Our estimate for the average sleep time \(\theta = \mathbb EX\) will be the plug-in estimator \(\theta^* \mathbb E_*X^*\), which, as we have discussed before, is the sample mean \(\theta^* = \overline{X}\).

estimate <- mean(sleep)
estimate

[1] 6.878955

This is a bit under 7 hours.

But we should check whether our estimator is likely to be biased or not. How can we estimate the bias (in order to check it’s close to 0)? Well, the bias is, of course, \[ \operatorname{bias}(\theta^*) = \mathbb E(\theta^*) - \theta . \] How will we estimate each of those terms. Well, we’ve already estimated the second term \(\theta\) by \(\theta^* = 6.8790\). And the first term, we have just discussed how to estimate that using bootstrapping.

Here our estimator/statistic is using all \(m\) pieces of data so, in our previous notation, \(n\) and \(m\) are the same: we will take \(n = 1991\) samples from our \(m = 1991\) pieces of data. Note that these are sampling with replacement, so we’re not just getting the same thing every time.

set.seed(3)
boots <- 1e5
bootests <- rep(0, boots)
for (k in 1:boots) {
  resample <- sample(sleep, m, replace = TRUE)
  bootests[k] <- mean(resample)
}
est_exp <- mean(bootests)
est_exp

[1] 6.878924

This typically comes out as very close to the original estimate. With the seed set as 3 for reproducibility, we get 6.8795. So our estimate of the bias is \[ \widehat{\operatorname{bias}}(\theta^*) = \widehat{\mathbb E(\theta^*)} - \theta^* = 6.8795 - 6.8790 = 0.0005 .\]

Note here that we are the bias \[ \operatorname{bias}(\theta^*) = \mathbb E(\theta^*) - \theta \] is estimated by \[ \widehat{\operatorname{bias}}(\theta) = \widehat{\mathbb E(\theta^*)} - \theta^*\] In the first, true, expression, \(\theta^*\) is playing the role of the estimator in the first term on the right-hand side; but in the second, estimated, expression, \(\theta^*\) is playing the role of (the estimate of) the true value in the second term on the right-hand side.

On this occasion our estimator turned out to be unbiased – or at least extremely close to unbiased.

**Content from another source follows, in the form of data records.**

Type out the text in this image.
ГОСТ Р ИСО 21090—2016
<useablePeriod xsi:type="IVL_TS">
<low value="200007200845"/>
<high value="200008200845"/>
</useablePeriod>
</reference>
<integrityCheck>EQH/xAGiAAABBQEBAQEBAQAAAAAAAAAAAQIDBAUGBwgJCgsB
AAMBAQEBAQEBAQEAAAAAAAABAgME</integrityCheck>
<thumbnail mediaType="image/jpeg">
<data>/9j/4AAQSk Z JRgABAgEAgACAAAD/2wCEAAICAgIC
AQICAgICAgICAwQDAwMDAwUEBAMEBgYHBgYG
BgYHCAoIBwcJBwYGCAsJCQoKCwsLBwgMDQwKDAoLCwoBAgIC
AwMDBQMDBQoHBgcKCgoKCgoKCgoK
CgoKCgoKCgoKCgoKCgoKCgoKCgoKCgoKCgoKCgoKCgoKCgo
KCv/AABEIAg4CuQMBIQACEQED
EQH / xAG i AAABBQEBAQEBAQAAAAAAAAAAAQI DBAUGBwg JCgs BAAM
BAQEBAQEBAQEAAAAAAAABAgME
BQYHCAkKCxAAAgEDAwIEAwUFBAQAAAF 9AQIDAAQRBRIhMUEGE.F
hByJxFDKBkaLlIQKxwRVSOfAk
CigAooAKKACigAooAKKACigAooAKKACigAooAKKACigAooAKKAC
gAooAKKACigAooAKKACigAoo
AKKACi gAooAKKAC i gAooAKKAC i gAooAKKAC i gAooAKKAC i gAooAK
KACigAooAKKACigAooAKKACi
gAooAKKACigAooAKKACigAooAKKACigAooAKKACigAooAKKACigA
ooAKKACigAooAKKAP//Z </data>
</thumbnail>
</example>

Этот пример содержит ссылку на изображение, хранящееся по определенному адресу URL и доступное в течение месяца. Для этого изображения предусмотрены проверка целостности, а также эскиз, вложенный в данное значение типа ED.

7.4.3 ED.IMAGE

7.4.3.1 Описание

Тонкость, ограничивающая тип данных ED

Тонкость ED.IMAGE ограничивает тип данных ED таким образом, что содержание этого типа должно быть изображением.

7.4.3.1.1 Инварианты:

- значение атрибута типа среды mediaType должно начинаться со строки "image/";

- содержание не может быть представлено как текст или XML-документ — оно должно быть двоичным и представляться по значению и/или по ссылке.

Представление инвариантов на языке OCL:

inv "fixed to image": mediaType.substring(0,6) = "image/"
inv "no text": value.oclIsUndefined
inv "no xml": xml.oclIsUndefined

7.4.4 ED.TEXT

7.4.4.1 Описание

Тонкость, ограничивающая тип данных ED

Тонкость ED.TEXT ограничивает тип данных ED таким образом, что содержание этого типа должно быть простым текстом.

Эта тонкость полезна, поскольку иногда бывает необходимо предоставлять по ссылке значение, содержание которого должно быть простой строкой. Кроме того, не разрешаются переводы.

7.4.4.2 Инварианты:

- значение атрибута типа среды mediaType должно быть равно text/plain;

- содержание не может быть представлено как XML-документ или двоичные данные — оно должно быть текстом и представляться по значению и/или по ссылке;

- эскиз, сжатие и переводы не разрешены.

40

But had we found some bias, it is often preferable to improve our estimator by removing that bias. Our refined, or “debiased”, estimator would be \[ \theta^* - \widehat{\operatorname{bias}}(\theta) = \theta^* - \Big(\widehat{\mathbb E(\theta^*)} - \theta^*\Big) = 2\theta^* - \widehat{\mathbb E(\theta^*)} . \]

26.4 Bootstrap estimation of variance and intervals

What about the error in our estimator? We measure that through the variance, because the variance equals the mean-square error for an unbiased estimator. (For a biased estimator, the MSE is the bias-square plus the variance – remember s@thm-MSE-bias a long time ago). Again, we can use the bootstrap.

Example 26.3 We continue the sleep example.

var(bootests)

[1] 0.0008780489

This is 0.09, which is a pretty good estimate for the variance.

However, this sample variance is calculated as \[ S^2 = \frac{1}{B-1} \sum_{k=1}^B \big(T^*_k - \overline{T^*}\big)^2 . \] But it’s a bit strange to be looking at squared-difference from \(\overline T^*\), a Monte Carlo-like estimate of \(\theta\), when we have the plug-in estimate \(\theta^*\) available, which we would think is better. So preferable to use is \[ \frac{1}{B-1} \sum_{k=1}^B \big(T^*_k - \theta^*\big)^2 . \] Here, this is the following

(1 / (boots - 1)) * sum((bootests - estimate)^2)

[1] 0.0008780498

In this case, with plenty of samples and well-behaved data, this is identical to 6 decimal places. But on other occasions, with fewer samples and weirder data, it could be an improvement.